Thanks to Bryan Jones, some farmers in northern Florida are trying a new watering system. Jones recommended in an effort to use water more efficiently, have a larger and healthier crop yield, and become more environmentally conscious.
The new system uses a flat hose that fills up with water placed below the soil to irrigate the land. The method is uncomplicated, efficient, and so far successful. So much so that the state of Florida has partially funded some of the systems. Jones himself even got an environmental award from the Ag Commissioner of Florida, Adam Putnam.
This new and inexpensive system, known as the enhanced seepage irrigation system, can save multiple millions of gallons of water on one farm. Instead of watering all day, every day during the two-month peak season, this system generally only needs about eight hours of watering weekly. Benefits include saving on electricity, water and fertilizer, and yielding more crops and healthier crops because of less overwatering.

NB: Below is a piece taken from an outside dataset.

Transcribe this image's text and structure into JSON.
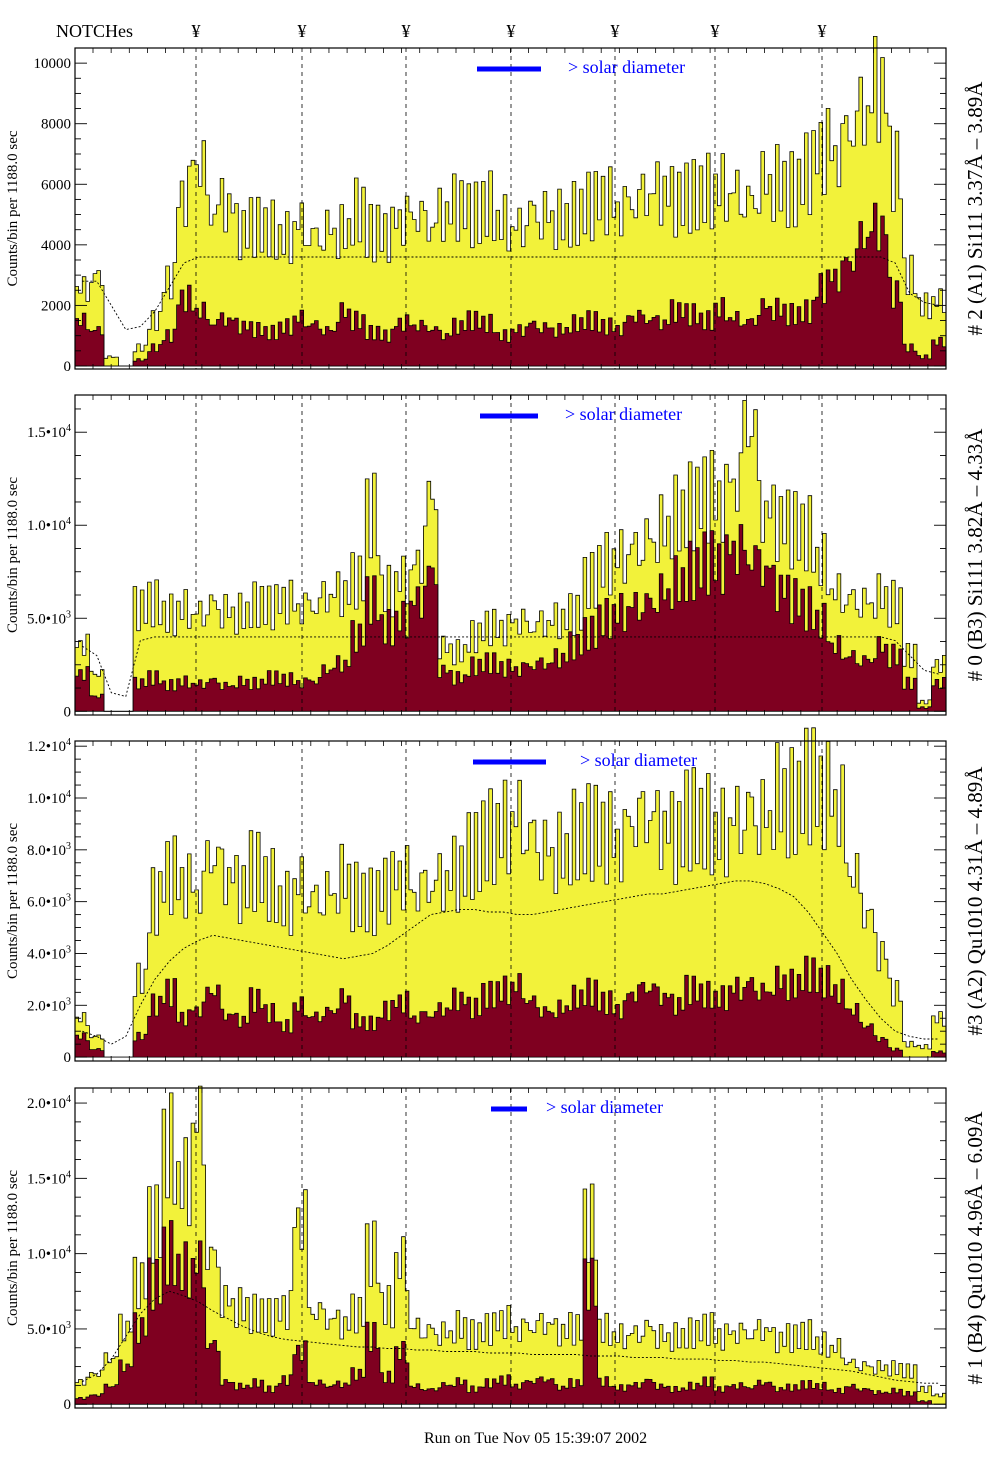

New technology allows the use of sensors to control flow that can be operated with computers and smartphones. Administrators at the Florida Department of Agriculture are excited about this system and are partnering with the Florida Department of Environmental Protection and Florida growers in a cost-sharing plan.
Some growers might have been leery about the new technology, but after seeing how the seepage system works for other farmers, more growers are following suit. Growers see a guy like Jones excited about it, successfully using it, and encouraging others to use it, and they have to come more likely to jump on board.